Le 4 avril a eu lieu la quatrième édition des Qwartz Awards. Une fois par an, c’est en quelque sorte la grand-messe des acteurs de la musique électronique : les musiciens, les labels, les centres de recherches, les lieux de spectacle et les partenaires qui ont à cœur de promouvoir cette musique du vingtième siècle.
Le Cirque d’Hiver était à nouveau la scène féerique qui accueillit l’évènement. La soirée se partagea en deux temps : la première partie fut la remise des récompenses : objet en forme de tube à essai avec des petits cristaux luminescents à l’intérieur (symbole on ne peut plus phallique !), la seconde fait place au salon, avec les stands installés dans les dépendances du cirque.
Evènement institutionnel : ceux qui venaient pour danser ont été déçus. Difficile exercice, en effet, de remettre des prix. Comme il se doit, des illustrations musicales et visuelles suivaient le nom des nominés, comme une série d’échantillons.
Et des prix exceptionnels, sorte de trophée d’honneur ont été décernés à Blixa Bargeld, Max Mathews, Jean-Claude Richet et Beatrix Ferreyra. Ce qui prouve le caractère international et universel de la manifestation.
Les prestations de Marie Möor & Laurent Chambert, de The Others Colors (feat Jacques Berrocla), Phil Von (Magnet) & Diane Vaicle (Materia Primal), puis Solange la Frange ponctuaient la soirée. Décontractions et expertises voisinaient dans le plus grand respect.
L’objectif des Qwartz est de maintenir le lien entre les générations, de montrer l’histoire de la musique électronique, sa légitimité actuelle, rappeler sa genèse dans les labos de recherche jusqu’à l’appropriation des artistes les plus divers sur des équipements privés.

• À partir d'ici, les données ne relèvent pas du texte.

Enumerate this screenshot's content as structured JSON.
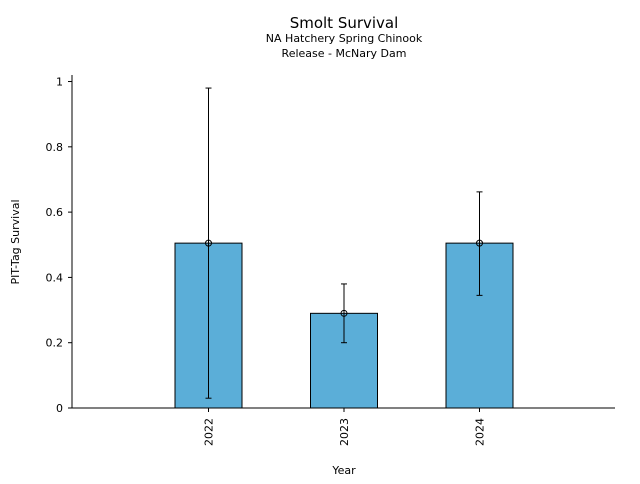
{
  "chart_data": {
    "type": "bar",
    "title": "Smolt Survival",
    "subtitle_lines": [
      "NA Hatchery Spring Chinook",
      "Release - McNary Dam"
    ],
    "xlabel": "Year",
    "ylabel": "PIT-Tag Survival",
    "categories": [
      "2022",
      "2023",
      "2024"
    ],
    "values": [
      0.505,
      0.29,
      0.505
    ],
    "error_low": [
      0.03,
      0.2,
      0.345
    ],
    "error_high": [
      0.98,
      0.38,
      0.662
    ],
    "ylim": [
      0,
      1.02
    ],
    "yticks": [
      0,
      0.2,
      0.4,
      0.6,
      0.8,
      1
    ],
    "ytick_labels": [
      "0",
      "0.2",
      "0.4",
      "0.6",
      "0.8",
      "1"
    ],
    "grid": false,
    "legend": "none",
    "colors": {
      "bar_fill": "#5BAED8",
      "bar_edge": "#000000",
      "marker": "#000000"
    }
  }
}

Tous semblaient faire front sur ce qui menace la création : la suppression de la taxe sur les supports vierges qui permettent la copie privée ; cette taxe sert aujourd’hui à financer 5000 artistes et des projets qui, sans elle, ne verraient pas le jour.
Ceux qui n’ont pas eu la patience d’attendre la fin de la cérémonie regretteront d’avoir manqué l’énergie et la rage de Solange La Frange, qui clôtura la première partie avec toute une virulence, symbole d’un monde artistique peut-être en danger.

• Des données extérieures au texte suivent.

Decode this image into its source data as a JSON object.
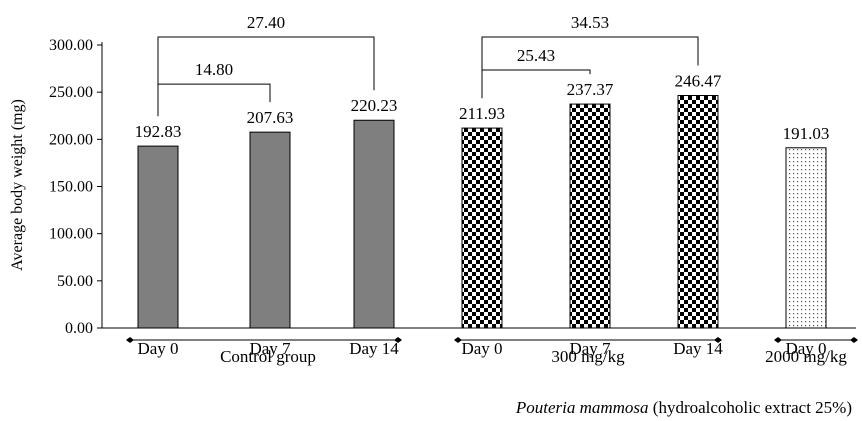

Si quelqu’un en doutait encore, la musique électronique n’est pas le produit d’ordinateurs froids : des hommes et des femmes leur soufflent leur chaleur et leur apportent le supplément d’âme magique.

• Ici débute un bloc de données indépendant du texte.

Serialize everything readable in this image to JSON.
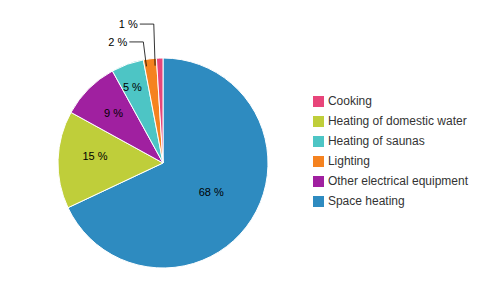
{
  "chart_data": {
    "type": "pie",
    "categories": [
      "Space heating",
      "Heating of domestic water",
      "Other electrical equipment",
      "Heating of saunas",
      "Lighting",
      "Cooking"
    ],
    "values": [
      68,
      15,
      9,
      5,
      2,
      1
    ],
    "value_labels": [
      "68 %",
      "15 %",
      "9 %",
      "5 %",
      "2 %",
      "1 %"
    ],
    "colors": [
      "#2E8BC0",
      "#BFCE3A",
      "#A020A0",
      "#4DC5C5",
      "#F5821F",
      "#E8457A"
    ],
    "data_labels": true,
    "legend": "right"
  }
}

Cette année, ont été récompensés et je reprends la liste (rien de mieux n’est-ce pas, pour acquérir un maximum de références et envisager, mieux armé, la prochaine cérémonie, que d’aller, de façon ordonnée, découvrir la musique de chacun des lauréats 2008) :
- dans la catégorie Qwartz Album : Timeline d’Edith Progue sur Mille Plateaux,
- Qwartz Découverte /recherche : Suspense de Laurent Chambert,
- Qwartz Découverte : The Arrogance of Simplicity de The Penelope(s) sur Citizen Records,
- Qwartz Artiste: LR&RadioMentale,
- Qwartz Artwork&Packaging: Jon Wozencroft pour l’album "4 rooms" de Jacob Kirkegaard chez Touch,
- Qwartz Titre: Micro Audio Waves in odd size baggage de Long tongue, chez Magic Music,
- Qwartz Dance Floor : Teenage Bad Girl in Cocotte de Cocotte, chez Citizen Records,
- Qwartz Compilation : 50 Años(1956-2006) de musica electroacoustica en Chile Consejo Nacional de la Cultura y las Artes / Pueblo Nuevo/ 3CDS,
- Qwartz Label : Citizen Records,
- Qwartz Hybride : Naphtaline de Ez3kiel, Jarring Effects,
- Qwartz Evènement : les Nuits électroniques de l’Ososphère à Strasbourg.
Et si vous êtes plus curieux, passez faire une petite visite sur le site de Qwartz.
Nous souhaitons qu’il y ait une cinquième édition aussi riche, qui valorise encore l’invention et l’investissement de chacun, pour que le public bénéficie toujours de ce large éventail d’univers musicaux.